Electronic Arts has aggressively promoted new-game purchases in recent months by offering gamers bonus content for buying shrink-wrapped copies of games like Mass Effect 2, Dragon Age: Origins, and Battlefield: Bad Company 2. Now, the publisher plans to extend that initiative to its sports business with the new "Online Pass." 

 Free online content? That warrants a fist pump.


Arriving by way of a packed-in, game-specific registration code, the Online Pass comes with all new-game Xbox 360 and PlayStation 3 titles from EA Sports and confers access to "online services, features and bonus content." Those who rent or pick up a used EA Sports title can gain access to the Online Pass through a free seven-day trial. They can also purchase unlimited access to the service for $10. 

EA didn't explicitly call out what kind of content gamers will gain access to with the Online Pass.
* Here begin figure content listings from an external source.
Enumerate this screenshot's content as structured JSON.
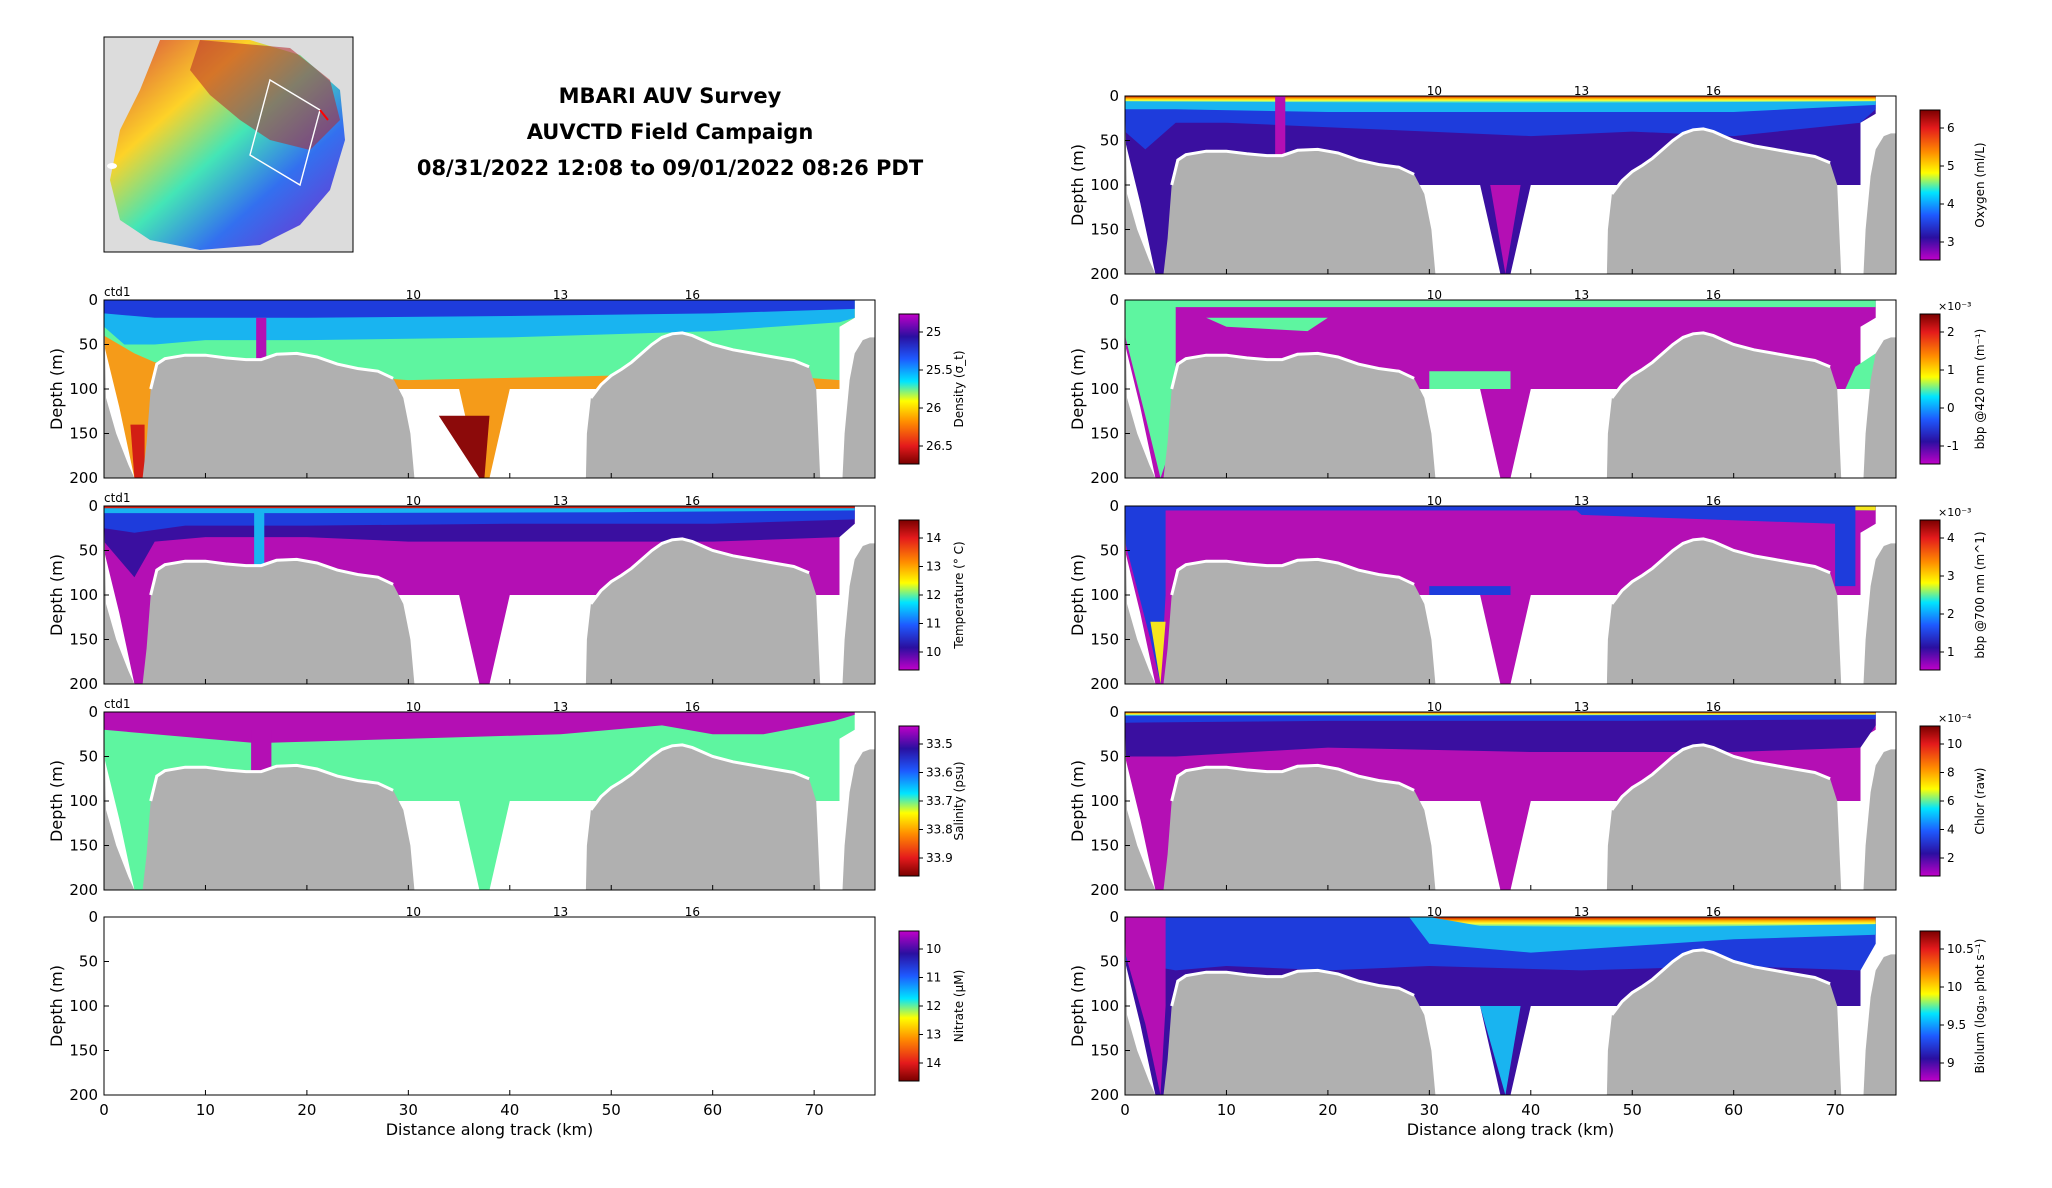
{
  "header": {
    "line1": "MBARI AUV Survey",
    "line2": "AUVCTD Field Campaign",
    "line3": "08/31/2022 12:08 to 09/01/2022 08:26 PDT"
  },
  "axes_common": {
    "ylabel": "Depth (m)",
    "xlabel": "Distance along track (km)",
    "ylim": [
      0,
      200
    ],
    "xlim": [
      0,
      76
    ],
    "yticks": [
      "0",
      "50",
      "100",
      "150",
      "200"
    ],
    "xticks": [
      "0",
      "10",
      "20",
      "30",
      "40",
      "50",
      "60",
      "70"
    ],
    "top_ticks": [
      "10",
      "13",
      "16"
    ],
    "seafloor_color": "#b0b0b0"
  },
  "colors": {
    "magenta": "#b40fb4",
    "indigo": "#3a0fa0",
    "blue": "#1e3cdc",
    "cyan": "#19b4f0",
    "mint": "#5ef5a0",
    "yellow": "#f5e61e",
    "orange": "#f59b19",
    "red": "#d21e14",
    "darkred": "#8c0a0a"
  },
  "chart_data": [
    {
      "id": "density",
      "type": "heatmap",
      "tag": "ctd1",
      "cbar_label": "Density (σ_t)",
      "cbar_ticks": [
        "25",
        "25.5",
        "26",
        "26.5"
      ],
      "cbar_order": "dense-red-bottom"
    },
    {
      "id": "temperature",
      "type": "heatmap",
      "tag": "ctd1",
      "cbar_label": "Temperature (° C)",
      "cbar_ticks": [
        "14",
        "13",
        "12",
        "11",
        "10"
      ]
    },
    {
      "id": "salinity",
      "type": "heatmap",
      "tag": "ctd1",
      "cbar_label": "Salinity (psu)",
      "cbar_ticks": [
        "33.5",
        "33.6",
        "33.7",
        "33.8",
        "33.9"
      ]
    },
    {
      "id": "nitrate",
      "type": "heatmap",
      "tag": "",
      "cbar_label": "Nitrate (μM)",
      "cbar_ticks": [
        "10",
        "11",
        "12",
        "13",
        "14"
      ],
      "empty": true
    },
    {
      "id": "oxygen",
      "type": "heatmap",
      "tag": "",
      "cbar_label": "Oxygen (ml/L)",
      "cbar_ticks": [
        "6",
        "5",
        "4",
        "3"
      ]
    },
    {
      "id": "bbp420",
      "type": "heatmap",
      "tag": "",
      "cbar_label": "bbp @420 nm (m⁻¹)",
      "cbar_exponent": "×10⁻³",
      "cbar_ticks": [
        "2",
        "1",
        "0",
        "-1"
      ]
    },
    {
      "id": "bbp700",
      "type": "heatmap",
      "tag": "",
      "cbar_label": "bbp @700 nm (m^1)",
      "cbar_exponent": "×10⁻³",
      "cbar_ticks": [
        "4",
        "3",
        "2",
        "1"
      ]
    },
    {
      "id": "chlor",
      "type": "heatmap",
      "tag": "",
      "cbar_label": "Chlor (raw)",
      "cbar_exponent": "×10⁻⁴",
      "cbar_ticks": [
        "10",
        "8",
        "6",
        "4",
        "2"
      ]
    },
    {
      "id": "biolum",
      "type": "heatmap",
      "tag": "",
      "cbar_label": "Biolum (log₁₀ phot s⁻¹)",
      "cbar_ticks": [
        "10.5",
        "10",
        "9.5",
        "9"
      ]
    }
  ]
}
However, it will likely take the form of something akin to the Cerberus Network, introduced to BioWare's hit sci-fi role-playing Mass Effect 2 in January. As part of that program, new-game purchasers were afforded a code that let them access free bonus missions and equipment that supplemented paid downloadable content.

EA Sports will launch its new initiative on June 8 with Tiger Woods PGA Tour 11. The publisher has placed a heavy emphasis this year on the game's online modes. Notably, PS3 and Xbox 360 gamers can take part in an online version of the Ryder Cup tournament, one of golf's most prestigious outings. The PS3 and 360 eidtions of the game--which is also due out on the Wii and iPhone--will let up to 24 players play in four-person teams in the biennial tournament's signature events, which alternate shots, fourballs, and singles. The PS3 edition will also support Sony's PlayStation Move motion-sensing peripheral, due out this fall.

Check out GameSpot's previous coverage for more on Tiger Woods PGA Tour 11.


----------



## Moonfly (Aug 1, 2008)

What do I think, one word, disgrace. I think from this moment forward we should all boycott all EA games till they stop trying to get a hold on everything possible. Even their mobile games now required an online connection and request a licence check each time you play.

If we dont stop it and nip it in the bud now, it will only get worse till EA figure out exactly how much we are willing to take. This company is bugging me more and more these days, with their new ways to grab our cash, and suggestions of charging for demos :explode:


----------



## Ares (Nov 23, 2009)

I have been gaming for 25yrs now, I thought I have seen it all well I was wrong, EA just keeps on doing things that makes me question their judgment. I am at the point that I will no longer buy their games regardless of how great it is. JMO


----------



## Moonfly (Aug 1, 2008)

Sadly, there is a large market out there that probably has games pair for them, and they wont worry about making a stand. I dont even think half the people who do have to pay will, even if they agree with us.

I think they need putting in their place though. EA is a very profitable international company, and IMO, they make more than enough now.


----------



## Ares (Nov 23, 2009)

EA has been making money hand over fist, I will give credit were credit is due they have been innovative in finding ways to milk gamers of their hard earn money. It's time to take a stand gamers or every company will use the EA's model to nickle and dime us to death. This will kill any enjoyment that games provide us because we all know it won't stop here, they will continue to find new ways to charge gamers and before you know it you will be paying $100-$120 for a game that use to cost $60. JMO


----------